- Katılım
- 5 Tem 2023
- Konular
- 211
- Mesajlar
- 3,863
- Beğeni sayısı
- 1,115
- PG Nakit
- 30
- RPG Karakteri
- John Morrison
- Favori Güreşçi
- Lexi Luna
Konum : Antalya, Corendon Airlines Park'ın yakınları
Johnny, Payback'ten hemen sonra ilk uçakla olay yerine, her şeyin değiştiği o yere gelmiştir. Üzerinde bir hoodie ile stadyumun etrafında volta atmaktadır. O sırada 180 boylarında kumral mavi gözlü bir kız onu durdurur.

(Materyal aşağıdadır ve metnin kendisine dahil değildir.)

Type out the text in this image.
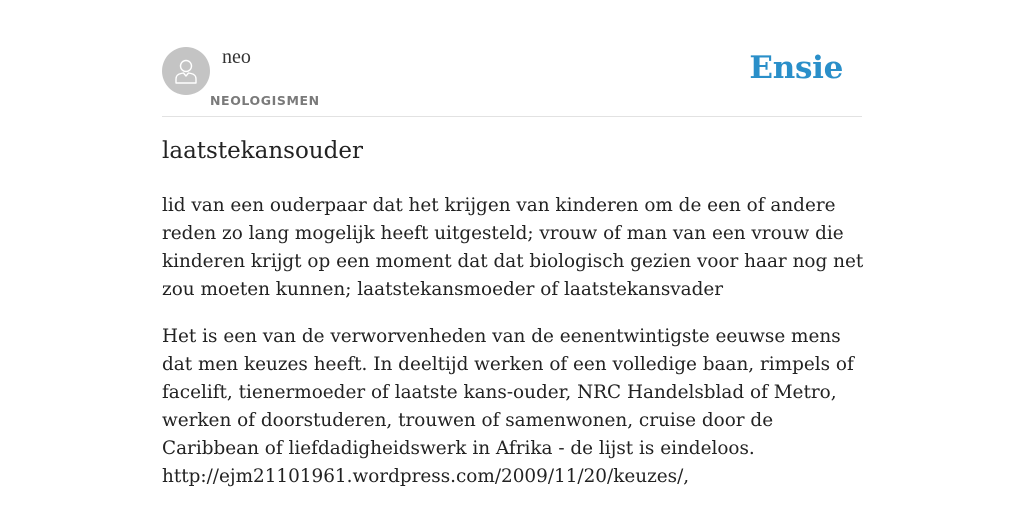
neo
NEOLOGISMEN
Ensie
laatstekansouder

lid van een ouderpaar dat het krijgen van kinderen om de een of andere reden zo lang mogelijk heeft uitgesteld; vrouw of man van een vrouw die kinderen krijgt op een moment dat dat biologisch gezien voor haar nog net zou moeten kunnen; laatstekansmoeder of laatstekansvader

Het is een van de verworvenheden van de eenentwintigste eeuwse mens dat men keuzes heeft. In deeltijd werken of een volledige baan, rimpels of facelift, tienermoeder of laatste kans-ouder, NRC Handelsblad of Metro, werken of doorstuderen, trouwen of samenwonen, cruise door de Caribbean of liefdadigheidswerk in Afrika - de lijst is eindeloos. http://ejm21101961.wordpress.com/2009/11/20/keuzes/,
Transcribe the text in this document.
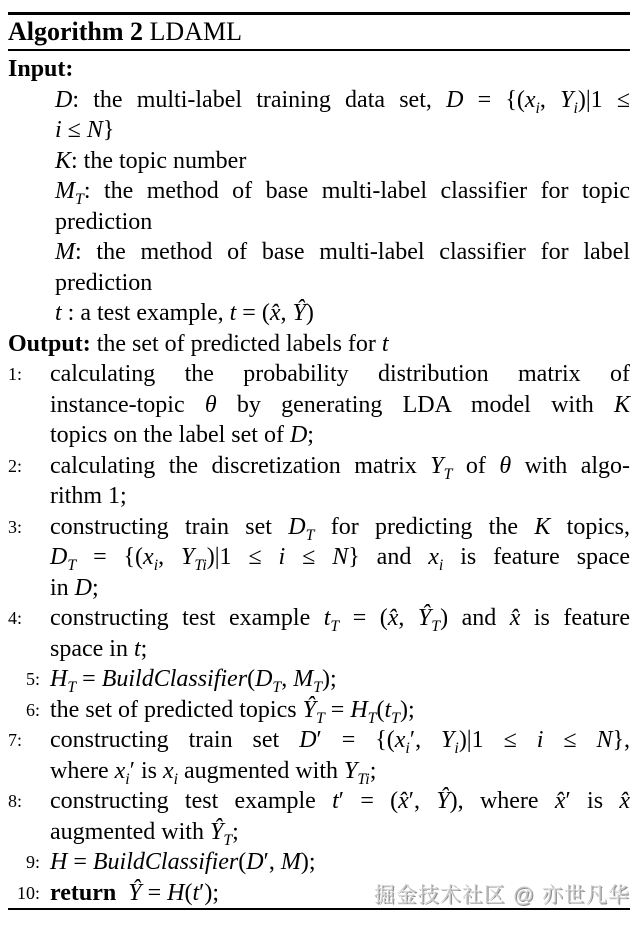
Algorithm 2 LDAML
Input:
D: the multi-label training data set, $D = \{(x_i$, $Y_i)|1$ ≤
i ≤ N}
K: the topic number
$M_T$: the method of base multi-label classifier for topic
prediction
M: the method of base multi-label classifier for label
prediction
t : a test example, t = (x̂, Ŷ)
Output: the set of predicted labels for t
1:	calculating the probability distribution matrix of
instance-topic θ by generating LDA model with K
topics on the label set of D;
2:	calculating the discretization matrix $Y_T$ of θ with algo-
rithm 1;
3:	constructing train set $D_T$ for predicting the K topics,
$D_T = \{(x_i$, $Y_{Ti})|1 \le i \le N$} and $x_i$ is feature space
in D;
4:	constructing test example $t_T$ = (x̂, $Ŷ_T$) and x̂ is feature
space in t;
5: $H_T$ = $BuildClassifier(D_T$, $M_T$);
6: the set of predicted topics $Ŷ_T = H_T(t_T)$;
7:	constructing train set $D' = \{(x_i'$, $Y_i)|1 \le i \le N$},
where $x_i'$ is $x_i$ augmented with $Y_{Ti}$;
8:	constructing test example t′ = (x̂′, Ŷ), where x̂′ is x̂
augmented with $Ŷ_T$;
9: H = BuildClassifier(D′, M);
10: return Ŷ = H(t′);	掘金技术社区 @ 亦世凡华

Kız : Pardon, John Morrison siz misiniz?
Johnny : Eskiden öyleydim, şimdi kim olduğumu ben de bilmiyorum.
Kız : Anlamadım?
Johnny : Fotoğraf mı istiyorsun, gel çekilelim hadi.

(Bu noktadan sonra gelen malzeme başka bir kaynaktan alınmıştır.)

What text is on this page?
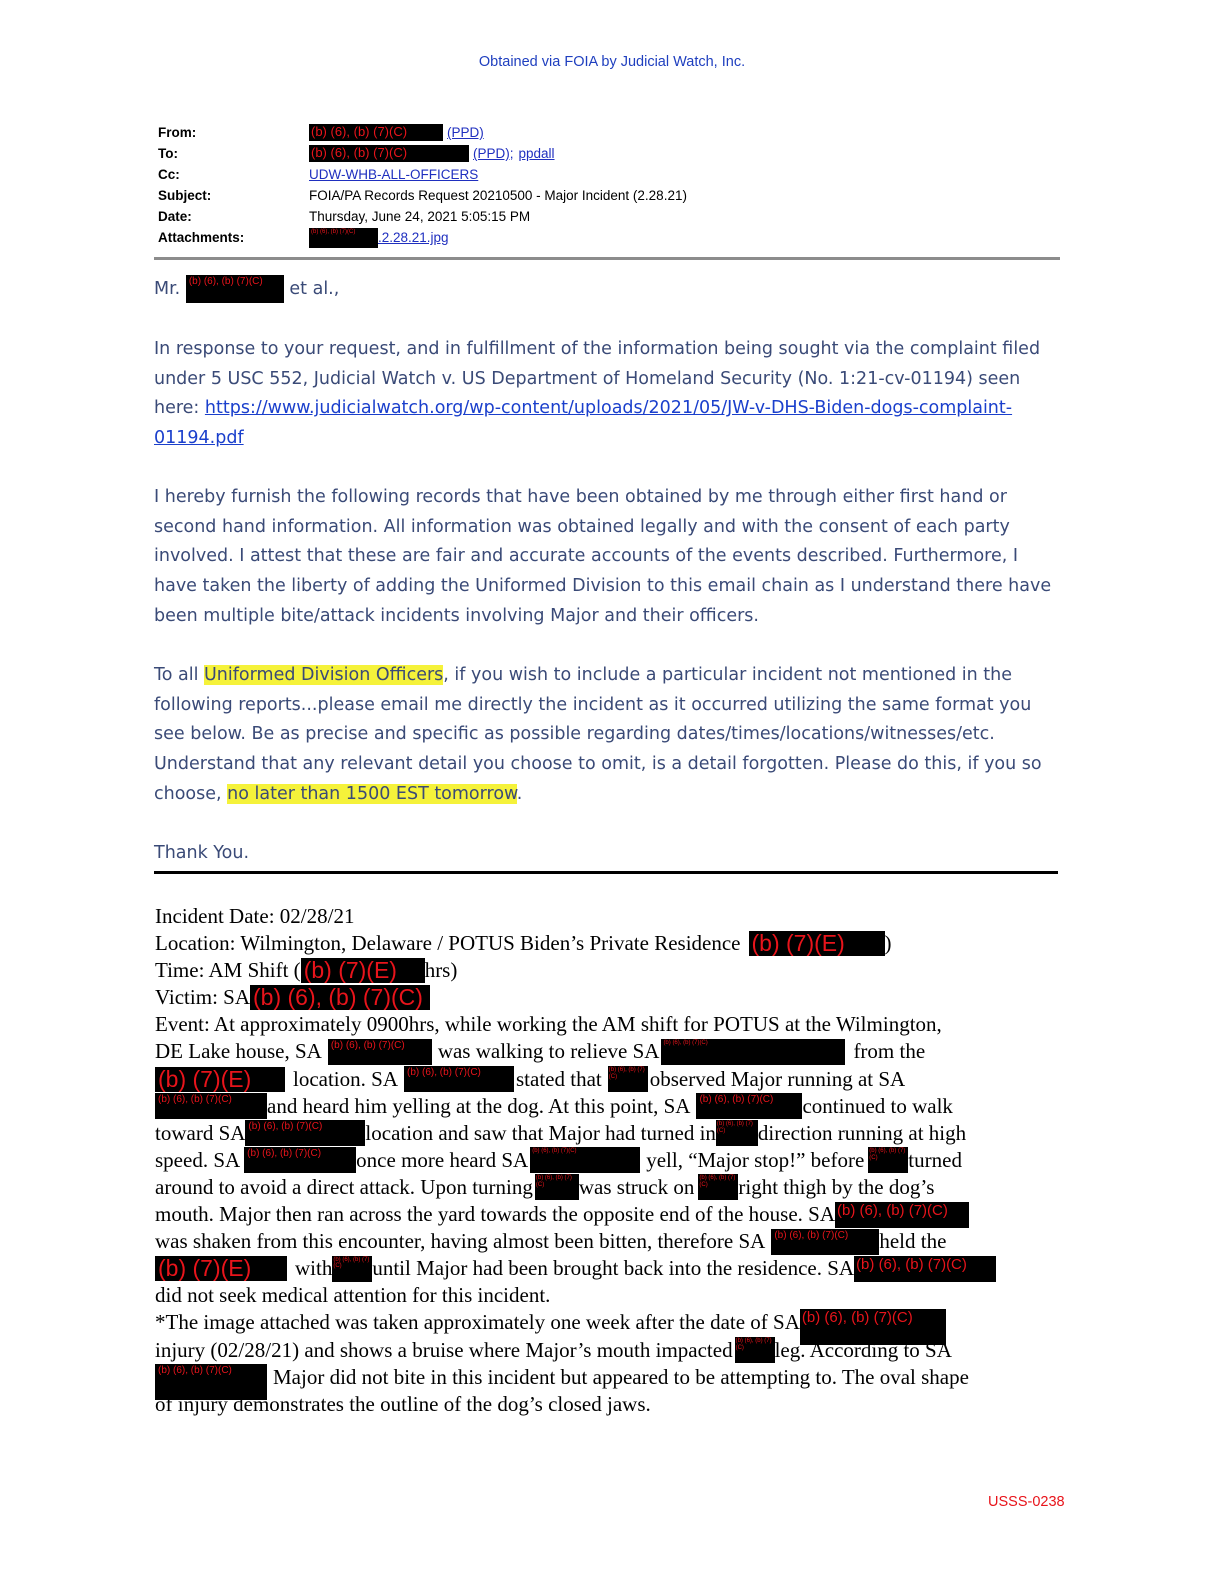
Obtained via FOIA by Judicial Watch, Inc.
From:	(b) (6), (b) (7)(C)	(PPD)
To:	(b) (6), (b) (7)(C)	(PPD); ppdall
Cc:	UDW-WHB-ALL-OFFICERS
Subject:	FOIA/PA Records Request 20210500 - Major Incident (2.28.21)
Date:	Thursday, June 24, 2021 5:05:15 PM
Attachments:	(b) (6), (b) (7)(C)	.2.28.21.jpg
Mr. (b) (6), (b) (7)(C) et al.,
In response to your request, and in fulfillment of the information being sought via the complaint filed under 5 USC 552, Judicial Watch v. US Department of Homeland Security (No. 1:21-cv-01194) seen here: https://www.judicialwatch.org/wp-content/uploads/2021/05/JW-v-DHS-Biden-dogs-complaint-01194.pdf
I hereby furnish the following records that have been obtained by me through either first hand or second hand information. All information was obtained legally and with the consent of each party involved. I attest that these are fair and accurate accounts of the events described. Furthermore, I have taken the liberty of adding the Uniformed Division to this email chain as I understand there have been multiple bite/attack incidents involving Major and their officers.
To all Uniformed Division Officers, if you wish to include a particular incident not mentioned in the following reports...please email me directly the incident as it occurred utilizing the same format you see below. Be as precise and specific as possible regarding dates/times/locations/witnesses/etc. Understand that any relevant detail you choose to omit, is a detail forgotten. Please do this, if you so choose, no later than 1500 EST tomorrow.
Thank You.
Incident Date: 02/28/21
Location: Wilmington, Delaware / POTUS Biden’s Private Residence (b) (7)(E)	)
Time: AM Shift ( (b) (7)(E)	hrs)
Victim: SA (b) (6), (b) (7)(C)
Event: At approximately 0900hrs, while working the AM shift for POTUS at the Wilmington,
DE Lake house, SA (b) (6), (b) (7)(C)	was walking to relieve SA (b) (6), (b) (7)(C)	from the
(b) (7)(E)	location. SA (b) (6), (b) (7)(C)	stated that (b) (6), (b) (7)(C)	observed Major running at SA
(b) (6), (b) (7)(C)	and heard him yelling at the dog. At this point, SA (b) (6), (b) (7)(C)	continued to walk
toward SA (b) (6), (b) (7)(C)	location and saw that Major had turned in (b) (6), (b) (7)(C)	direction running at high
speed. SA (b) (6), (b) (7)(C)	once more heard SA (b) (6), (b) (7)(C)	yell, “Major stop!” before (b) (6), (b) (7)(C)	turned
around to avoid a direct attack. Upon turning (b) (6), (b) (7)(C)	was struck on (b) (6), (b) (7)(C)	right thigh by the dog’s
mouth. Major then ran across the yard towards the opposite end of the house. SA (b) (6), (b) (7)(C)
was shaken from this encounter, having almost been bitten, therefore SA (b) (6), (b) (7)(C)	held the
(b) (7)(E)	with (b) (6), (b) (7)(C)	until Major had been brought back into the residence. SA (b) (6), (b) (7)(C)
did not seek medical attention for this incident.
*The image attached was taken approximately one week after the date of SA (b) (6), (b) (7)(C)
injury (02/28/21) and shows a bruise where Major’s mouth impacted (b) (6), (b) (7)(C)	leg. According to SA
(b) (6), (b) (7)(C)	Major did not bite in this incident but appeared to be attempting to. The oval shape
of injury demonstrates the outline of the dog’s closed jaws.
USSS-0238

Kız : Bu kadar kaba olmanıza gerek yok. Hayran olduğum adamın böyle biri olduğunu bilsem nefret ederdim ya.
Johnny, bu sözler karşısında dumura uğramış haldedir. Kıza ne cevap vereceğini bilemez. Çünkü kız haklıdır, eskisi gibi olmadığını ne kadar kabullenmek istemese de değişmiştir artık Johnny.

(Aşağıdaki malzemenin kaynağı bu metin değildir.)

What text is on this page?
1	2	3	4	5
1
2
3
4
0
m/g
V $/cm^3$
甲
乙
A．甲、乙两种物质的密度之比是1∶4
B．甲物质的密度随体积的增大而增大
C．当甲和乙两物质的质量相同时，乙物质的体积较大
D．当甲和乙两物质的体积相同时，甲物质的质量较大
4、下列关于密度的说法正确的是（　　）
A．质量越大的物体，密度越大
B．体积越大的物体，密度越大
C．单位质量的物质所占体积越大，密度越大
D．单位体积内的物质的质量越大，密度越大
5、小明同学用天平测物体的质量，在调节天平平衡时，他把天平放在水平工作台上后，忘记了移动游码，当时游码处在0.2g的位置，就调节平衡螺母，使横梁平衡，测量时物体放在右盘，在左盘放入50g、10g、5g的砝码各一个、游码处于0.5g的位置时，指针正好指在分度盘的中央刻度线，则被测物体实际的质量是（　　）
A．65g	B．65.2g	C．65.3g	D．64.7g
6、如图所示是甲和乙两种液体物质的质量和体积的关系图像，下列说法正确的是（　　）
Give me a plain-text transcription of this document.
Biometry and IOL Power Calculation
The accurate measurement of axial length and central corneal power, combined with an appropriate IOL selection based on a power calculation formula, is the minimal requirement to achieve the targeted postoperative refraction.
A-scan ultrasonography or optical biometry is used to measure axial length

Johnny : Kusura bakma, öyle demek istemedim. Sadece şu aralar biraz kafam dağınık, beynimin içindekilerle savaşıyorum.
Kız : Son şovda yaptıklarını izledim, sonunda hakettiğiniz kemeri aldınız tebrikler. Ama Reks ve Otis'e yaptıkların çok yanlıştı.
Johnny : Nede-
Kız : Sözümü bölme bi. Val senin için onca çaba sarfetmişken senin ona yaptığın doğru muydu? O adam sadece dostlarıyla bu zaferi kutlamak istemişti. Aylardır hayalini kurduğunuz şeyi başardınız ama sen her şeyi berbat ettin. Yakıştı mı sana, sadece soruyorum? Eski John olsaydı şimdi burada benimle bunları konuşmak yerine beni yatağa atmaya çalışıyor olacaktı. Ne kadar o halinden de hoşlanmasam da. Morrison'u Mayhem'e tercih ederdim. Evet, Mayhem gitti hepimiz kahrolduk, ama bu sana dostuna sırt çevirme fırsatını vermiyor. Madem böyle yapacaktın adam gibi karşısına çıkıp Venis'e söyleseydin ya? Mayhem'i bahane edip Sex'i dağıtmaya çalışıyorsun. Çünkü sen Val Venis'in gölgesinde kalmaktan korkuyorsun değil mi? Her şey seninle ilgili olmak zorunda değil mi John? Tüm spot ışıkları, tüm ilgi, tüm destek senin olmalı değil mi John? Bu kadar bencil olmamalısın çünkü o adam sana bu kadar bencilce davranmadı. Fotoğraf falan da istemiyorum. Tek istediğim kendine gelmen. Böyle giderse Dünya üzerinde hiçbir sevenin kalmayacak, yapayalnız kalacaksın. Sadece sen ve ölü brandin.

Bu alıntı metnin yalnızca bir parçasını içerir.